The industry of man consists of making new structures. A machine is a structure, for it is made up of parts working as one. A pen is a structure, if thought of as having parts working as one. A book is a structure. The earth is a structure. We ourselves are structures, when we see ourselves as having parts going for one effect or purpose.
Everything, therefore, if it is seen as having parts, is a structure; for a thing, by being a thing, is already a one. What, then does not have structure? —An important event in the history of chemistry was the changing of the atom from a thing not having parts into a structure. ls an electron a structure?
If an electron is not seen as having parts, it would be only an entity, only being, not structure. If matter and force are looked on as parts of the electron, the electron has structure.

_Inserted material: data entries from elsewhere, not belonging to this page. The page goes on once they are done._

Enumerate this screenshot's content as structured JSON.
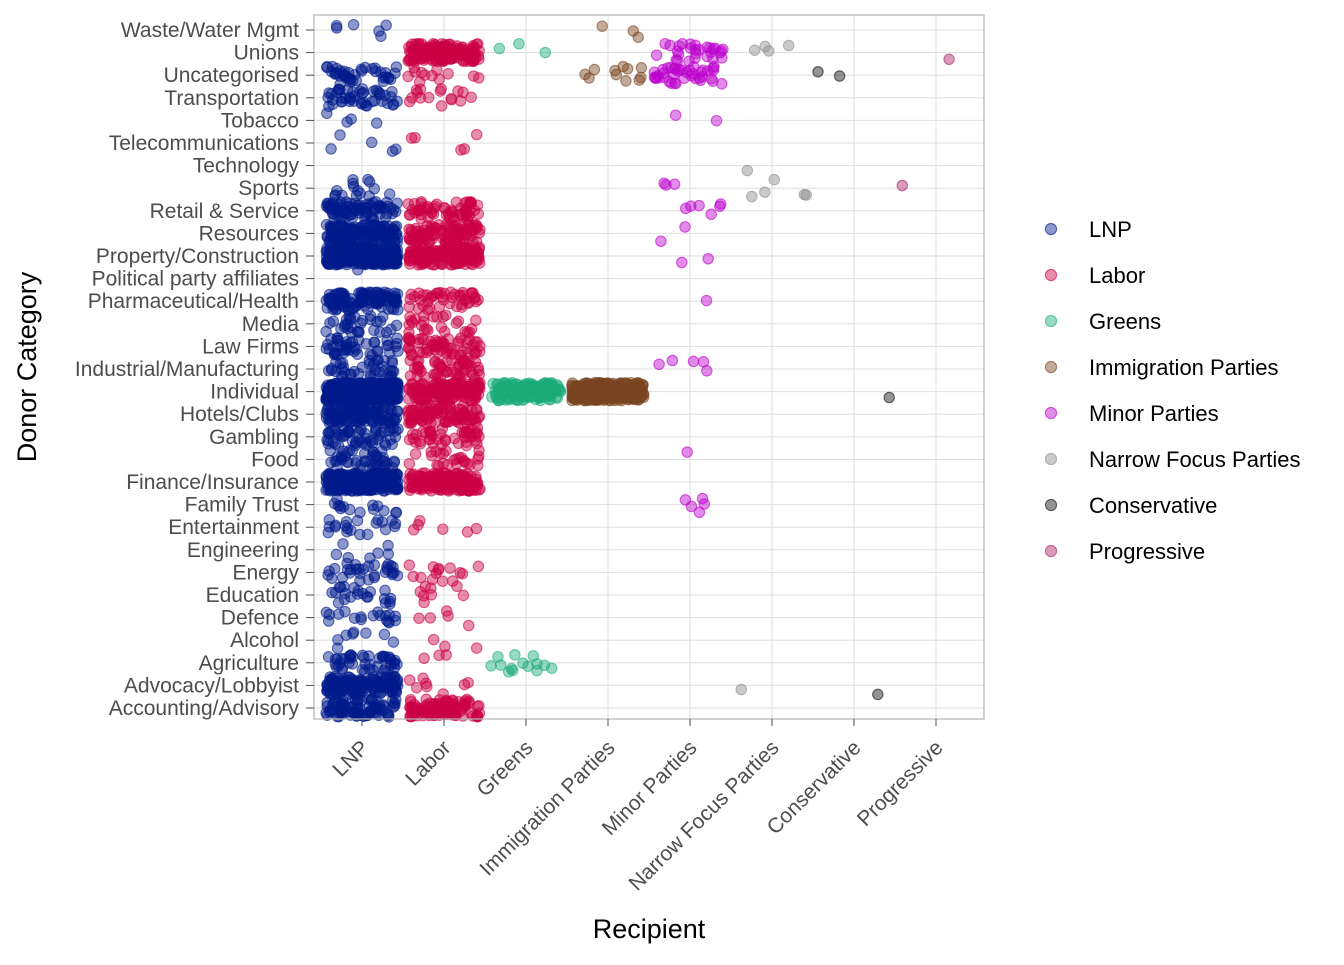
{
  "chart_data": {
    "type": "scatter",
    "subtype": "jitter strip plot",
    "title": "",
    "xlabel": "Recipient",
    "ylabel": "Donor Category",
    "legend_position": "right",
    "grid": true,
    "point_alpha": 0.45,
    "x_categories": [
      "LNP",
      "Labor",
      "Greens",
      "Immigration Parties",
      "Minor Parties",
      "Narrow Focus Parties",
      "Conservative",
      "Progressive"
    ],
    "y_categories": [
      "Accounting/Advisory",
      "Advocacy/Lobbyist",
      "Agriculture",
      "Alcohol",
      "Defence",
      "Education",
      "Energy",
      "Engineering",
      "Entertainment",
      "Family Trust",
      "Finance/Insurance",
      "Food",
      "Gambling",
      "Hotels/Clubs",
      "Individual",
      "Industrial/Manufacturing",
      "Law Firms",
      "Media",
      "Pharmaceutical/Health",
      "Political party affiliates",
      "Property/Construction",
      "Resources",
      "Retail & Service",
      "Sports",
      "Technology",
      "Telecommunications",
      "Tobacco",
      "Transportation",
      "Uncategorised",
      "Unions",
      "Waste/Water Mgmt"
    ],
    "series": [
      {
        "name": "LNP",
        "color": "#001a8c",
        "counts": {
          "Accounting/Advisory": 90,
          "Advocacy/Lobbyist": 140,
          "Agriculture": 45,
          "Alcohol": 8,
          "Defence": 18,
          "Education": 22,
          "Energy": 30,
          "Engineering": 7,
          "Entertainment": 20,
          "Family Trust": 14,
          "Finance/Insurance": 260,
          "Food": 45,
          "Gambling": 55,
          "Hotels/Clubs": 120,
          "Individual": 420,
          "Industrial/Manufacturing": 40,
          "Law Firms": 45,
          "Media": 30,
          "Pharmaceutical/Health": 110,
          "Political party affiliates": 1,
          "Property/Construction": 280,
          "Resources": 140,
          "Retail & Service": 80,
          "Sports": 15,
          "Telecommunications": 5,
          "Tobacco": 4,
          "Transportation": 45,
          "Uncategorised": 40,
          "Waste/Water Mgmt": 6
        }
      },
      {
        "name": "Labor",
        "color": "#cc0044",
        "counts": {
          "Accounting/Advisory": 100,
          "Advocacy/Lobbyist": 8,
          "Agriculture": 3,
          "Alcohol": 3,
          "Defence": 5,
          "Education": 8,
          "Energy": 14,
          "Entertainment": 6,
          "Finance/Insurance": 180,
          "Food": 25,
          "Gambling": 45,
          "Hotels/Clubs": 90,
          "Individual": 140,
          "Industrial/Manufacturing": 55,
          "Law Firms": 60,
          "Media": 25,
          "Pharmaceutical/Health": 45,
          "Property/Construction": 160,
          "Resources": 100,
          "Retail & Service": 60,
          "Telecommunications": 5,
          "Transportation": 16,
          "Uncategorised": 12,
          "Unions": 160
        }
      },
      {
        "name": "Greens",
        "color": "#1aaa78",
        "counts": {
          "Agriculture": 14,
          "Individual": 140,
          "Unions": 3
        }
      },
      {
        "name": "Immigration Parties",
        "color": "#7a4422",
        "counts": {
          "Individual": 340,
          "Uncategorised": 11,
          "Waste/Water Mgmt": 3
        }
      },
      {
        "name": "Minor Parties",
        "color": "#bb00cc",
        "counts": {
          "Family Trust": 5,
          "Food": 1,
          "Industrial/Manufacturing": 5,
          "Pharmaceutical/Health": 1,
          "Property/Construction": 2,
          "Resources": 2,
          "Retail & Service": 6,
          "Sports": 3,
          "Tobacco": 2,
          "Uncategorised": 40,
          "Unions": 28
        }
      },
      {
        "name": "Narrow Focus Parties",
        "color": "#8c8c8c",
        "counts": {
          "Advocacy/Lobbyist": 1,
          "Sports": 5,
          "Technology": 1,
          "Unions": 4
        }
      },
      {
        "name": "Conservative",
        "color": "#111111",
        "counts": {
          "Advocacy/Lobbyist": 1,
          "Individual": 1,
          "Uncategorised": 2
        }
      },
      {
        "name": "Progressive",
        "color": "#aa2266",
        "counts": {
          "Sports": 1,
          "Unions": 1
        }
      }
    ]
  }
}
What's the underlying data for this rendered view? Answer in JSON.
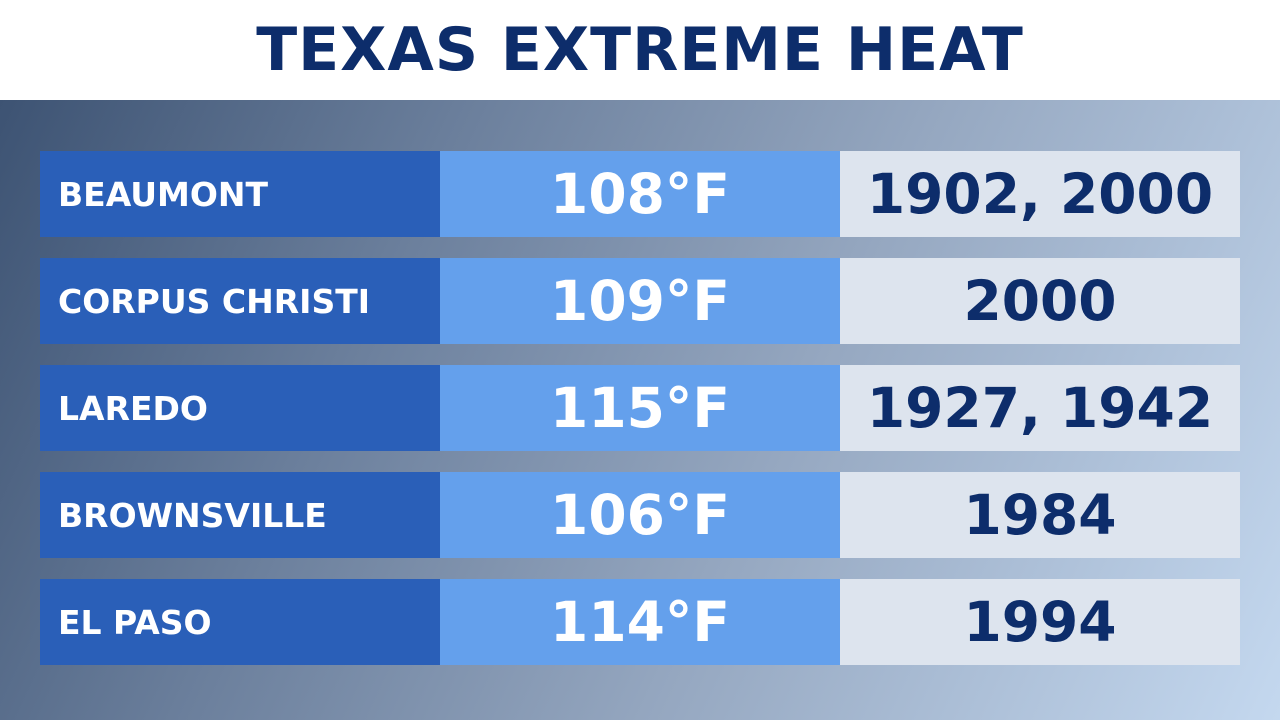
{
  "title": "TEXAS EXTREME HEAT",
  "colors": {
    "title_text": "#0d2d6b",
    "city_cell": "#2a5fb8",
    "temp_cell": "#64a0ec",
    "year_cell": "#dde4ee",
    "year_text": "#0d2d6b"
  },
  "chart_data": {
    "type": "table",
    "title": "TEXAS EXTREME HEAT",
    "columns": [],
    "rows": [
      {
        "city": "BEAUMONT",
        "temp": "108°F",
        "year": "1902, 2000"
      },
      {
        "city": "CORPUS CHRISTI",
        "temp": "109°F",
        "year": "2000"
      },
      {
        "city": "LAREDO",
        "temp": "115°F",
        "year": "1927, 1942"
      },
      {
        "city": "BROWNSVILLE",
        "temp": "106°F",
        "year": "1984"
      },
      {
        "city": "EL PASO",
        "temp": "114°F",
        "year": "1994"
      }
    ]
  }
}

In a material object, the parts—that is, things less than the whole which are seen as of the object—are of two kinds. For example, a park bench can be seen as made up of shape and wood and paint and metal. Each aspect of the shape can be seen as part of the structure, which is the bench. The green paint, as matter, can be regarded as part of the structure. Green, just as form-surface, can be regarded as part of the structure.
The bringing together of. things of weight with forms not of weight, is what we find in the whole history of the making or manufacturing of things.
Structure also is in things not of weight. There is the structure of grammar, of a single sentence, of a paragraph, of a chord of music, of a fugue, of an equation, of an idea. In all instances of structure, however, parts are seen as working for one effect or purpose.